Bitcoin’s rally is accelerating, but 43% of holders are still at a loss, leading traders to favor put options. Will this week’s gains hold?
Derivatives and onchain data show a lack of bullish conviction, as 43% of Bitcoin holders remain at a loss despite recent price gains.
Surging AI energy demand is squeezing miner profits to record lows, forcing major listed firms to offload BTC and pivot to computing.
Traders face a psychological hurdle at $76,000, the average cost basis for major corporate holders like Strategy.
Bitcoin (BTC) surged to a four-week high on Wednesday, potentially clearing a path for a recovery toward the $78,700 monthly close recorded in January. Despite a 22% rally from the $60,000 local bottom on Feb. 6, several onchain and derivatives metrics suggest bears remain comfortable.
Demand for downside protection through Bitcoin options continues to dominate the market.
Put (sell) options recently traded at a 10% premium relative to equivalent call (buy) instruments. In neutral market conditions, this indicator typically ranges between -6% and 6%, a level last observed in mid-January when Bitcoin traded near $95,000.
Professional traders appear to fear further downside, while demand for bullish BTC futures remains stagnant; the annualized premium, or basis rate, currently sits below the neutral 5% threshold.
The weakness in Bitcoin derivatives reflects the month-long consolidation following the 32% crash during the first week of February. However, the lack of conviction from bulls even as prices move above $73,000 suggests a deeper hesitation. This cautious mood likely comes from the fact that a significant portion of holders are still stuck in the red.
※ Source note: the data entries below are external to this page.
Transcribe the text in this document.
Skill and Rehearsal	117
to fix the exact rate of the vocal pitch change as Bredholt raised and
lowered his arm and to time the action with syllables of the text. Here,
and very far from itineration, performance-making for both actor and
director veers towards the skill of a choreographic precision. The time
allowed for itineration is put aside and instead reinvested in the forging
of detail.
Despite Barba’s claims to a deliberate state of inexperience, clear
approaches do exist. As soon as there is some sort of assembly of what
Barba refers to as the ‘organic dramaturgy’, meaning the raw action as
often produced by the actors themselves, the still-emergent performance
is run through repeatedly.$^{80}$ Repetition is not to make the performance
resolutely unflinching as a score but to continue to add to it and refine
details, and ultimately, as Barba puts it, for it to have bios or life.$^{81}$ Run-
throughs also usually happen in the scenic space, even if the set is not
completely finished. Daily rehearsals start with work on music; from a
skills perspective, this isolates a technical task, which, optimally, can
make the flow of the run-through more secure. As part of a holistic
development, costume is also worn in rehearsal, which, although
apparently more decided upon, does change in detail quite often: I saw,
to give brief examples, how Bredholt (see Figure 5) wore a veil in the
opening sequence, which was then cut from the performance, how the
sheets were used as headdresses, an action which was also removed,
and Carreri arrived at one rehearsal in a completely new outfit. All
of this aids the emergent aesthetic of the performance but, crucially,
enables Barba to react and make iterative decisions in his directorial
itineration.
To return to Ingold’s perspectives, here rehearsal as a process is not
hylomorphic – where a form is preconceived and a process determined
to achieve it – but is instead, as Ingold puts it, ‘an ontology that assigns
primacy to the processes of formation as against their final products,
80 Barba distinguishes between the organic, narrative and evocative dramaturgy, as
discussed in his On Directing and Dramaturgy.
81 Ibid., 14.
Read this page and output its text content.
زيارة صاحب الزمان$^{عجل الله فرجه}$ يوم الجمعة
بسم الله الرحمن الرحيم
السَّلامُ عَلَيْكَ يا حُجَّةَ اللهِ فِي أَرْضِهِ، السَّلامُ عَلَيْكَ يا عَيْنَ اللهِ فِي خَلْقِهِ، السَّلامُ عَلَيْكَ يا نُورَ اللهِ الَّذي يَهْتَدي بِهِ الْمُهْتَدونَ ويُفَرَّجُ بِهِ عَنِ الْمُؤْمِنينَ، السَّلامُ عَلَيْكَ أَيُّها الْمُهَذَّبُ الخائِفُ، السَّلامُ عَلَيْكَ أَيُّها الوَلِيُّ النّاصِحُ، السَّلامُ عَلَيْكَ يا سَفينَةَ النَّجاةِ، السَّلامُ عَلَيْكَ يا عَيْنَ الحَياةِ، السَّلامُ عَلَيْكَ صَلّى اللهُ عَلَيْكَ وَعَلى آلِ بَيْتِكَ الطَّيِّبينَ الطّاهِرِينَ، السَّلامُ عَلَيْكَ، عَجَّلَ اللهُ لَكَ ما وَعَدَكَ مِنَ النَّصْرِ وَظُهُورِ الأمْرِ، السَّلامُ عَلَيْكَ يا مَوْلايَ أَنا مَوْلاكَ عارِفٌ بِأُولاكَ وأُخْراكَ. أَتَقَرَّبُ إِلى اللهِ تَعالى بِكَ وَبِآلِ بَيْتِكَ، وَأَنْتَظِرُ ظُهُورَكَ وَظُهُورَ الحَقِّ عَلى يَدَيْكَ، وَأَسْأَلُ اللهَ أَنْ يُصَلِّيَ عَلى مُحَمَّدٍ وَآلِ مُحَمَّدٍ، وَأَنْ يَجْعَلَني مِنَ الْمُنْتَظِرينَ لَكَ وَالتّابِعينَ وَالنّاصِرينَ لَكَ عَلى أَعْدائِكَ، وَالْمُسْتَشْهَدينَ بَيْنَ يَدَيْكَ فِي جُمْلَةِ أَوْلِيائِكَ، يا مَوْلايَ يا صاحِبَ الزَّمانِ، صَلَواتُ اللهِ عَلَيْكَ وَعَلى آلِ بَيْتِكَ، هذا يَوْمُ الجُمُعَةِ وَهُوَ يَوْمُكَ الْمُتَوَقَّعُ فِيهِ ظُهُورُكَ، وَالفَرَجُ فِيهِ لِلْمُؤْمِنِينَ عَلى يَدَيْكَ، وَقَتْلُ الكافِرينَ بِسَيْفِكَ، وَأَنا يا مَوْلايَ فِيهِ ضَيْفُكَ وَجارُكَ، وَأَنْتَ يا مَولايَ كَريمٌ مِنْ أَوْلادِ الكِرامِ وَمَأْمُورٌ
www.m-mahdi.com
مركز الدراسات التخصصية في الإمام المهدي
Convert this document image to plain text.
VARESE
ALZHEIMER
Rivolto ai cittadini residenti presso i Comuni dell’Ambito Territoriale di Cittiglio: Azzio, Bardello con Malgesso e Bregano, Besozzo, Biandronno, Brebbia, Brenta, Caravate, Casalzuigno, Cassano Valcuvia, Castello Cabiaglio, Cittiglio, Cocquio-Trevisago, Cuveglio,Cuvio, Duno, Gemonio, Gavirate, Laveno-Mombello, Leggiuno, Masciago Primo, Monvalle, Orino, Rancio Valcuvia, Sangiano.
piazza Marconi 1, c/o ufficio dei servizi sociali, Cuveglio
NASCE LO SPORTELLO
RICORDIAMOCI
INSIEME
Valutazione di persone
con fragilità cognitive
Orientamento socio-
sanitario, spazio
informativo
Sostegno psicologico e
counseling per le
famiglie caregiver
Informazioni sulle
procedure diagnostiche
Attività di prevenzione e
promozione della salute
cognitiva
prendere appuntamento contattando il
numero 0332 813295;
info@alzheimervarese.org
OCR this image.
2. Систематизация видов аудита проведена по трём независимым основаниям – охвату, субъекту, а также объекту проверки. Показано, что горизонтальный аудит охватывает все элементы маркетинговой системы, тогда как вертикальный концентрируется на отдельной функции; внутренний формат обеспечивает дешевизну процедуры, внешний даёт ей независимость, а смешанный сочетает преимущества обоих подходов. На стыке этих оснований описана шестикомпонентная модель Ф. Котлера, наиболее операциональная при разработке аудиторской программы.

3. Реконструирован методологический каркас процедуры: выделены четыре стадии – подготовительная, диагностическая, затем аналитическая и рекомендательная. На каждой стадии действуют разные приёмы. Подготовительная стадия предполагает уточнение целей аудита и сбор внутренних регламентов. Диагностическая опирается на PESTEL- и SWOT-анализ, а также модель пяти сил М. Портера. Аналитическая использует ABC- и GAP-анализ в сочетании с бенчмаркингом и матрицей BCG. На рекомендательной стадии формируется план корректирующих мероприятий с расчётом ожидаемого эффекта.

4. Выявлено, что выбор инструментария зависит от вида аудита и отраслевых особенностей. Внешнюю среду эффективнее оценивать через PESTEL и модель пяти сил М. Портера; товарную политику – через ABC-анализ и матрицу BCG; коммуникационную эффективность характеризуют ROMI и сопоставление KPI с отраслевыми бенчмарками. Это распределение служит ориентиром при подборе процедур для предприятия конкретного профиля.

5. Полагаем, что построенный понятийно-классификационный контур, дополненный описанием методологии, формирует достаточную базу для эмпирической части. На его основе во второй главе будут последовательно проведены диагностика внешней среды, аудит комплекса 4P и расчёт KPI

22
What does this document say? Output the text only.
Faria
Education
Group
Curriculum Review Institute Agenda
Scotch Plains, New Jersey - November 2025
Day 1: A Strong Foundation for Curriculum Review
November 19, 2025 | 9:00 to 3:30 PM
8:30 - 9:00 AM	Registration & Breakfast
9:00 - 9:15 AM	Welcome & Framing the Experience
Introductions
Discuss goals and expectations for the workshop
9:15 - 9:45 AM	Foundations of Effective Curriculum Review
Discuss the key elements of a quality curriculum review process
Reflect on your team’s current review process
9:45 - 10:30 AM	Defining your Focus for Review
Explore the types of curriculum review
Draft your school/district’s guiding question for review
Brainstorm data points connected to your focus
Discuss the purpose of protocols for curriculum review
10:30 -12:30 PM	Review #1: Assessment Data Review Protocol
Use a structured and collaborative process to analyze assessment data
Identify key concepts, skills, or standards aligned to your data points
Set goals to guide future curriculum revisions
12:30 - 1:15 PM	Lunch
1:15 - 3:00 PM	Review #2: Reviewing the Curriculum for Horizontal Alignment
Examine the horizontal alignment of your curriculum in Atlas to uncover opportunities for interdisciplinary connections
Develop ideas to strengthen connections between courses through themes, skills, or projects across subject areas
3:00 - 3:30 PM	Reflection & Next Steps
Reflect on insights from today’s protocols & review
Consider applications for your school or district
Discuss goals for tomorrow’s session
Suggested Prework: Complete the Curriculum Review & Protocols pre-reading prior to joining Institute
Currently, 43% of the supply is held at a loss based on the price coins last moved, according to Glassnode data. This share of holders sustaining losses spiked from 30% when Bitcoin traded at $90,000 in late January. Traders fear that investors sitting on these losses will gradually exit their positions as the price recovers, creating persistent overhead sell pressure that could cap further gains.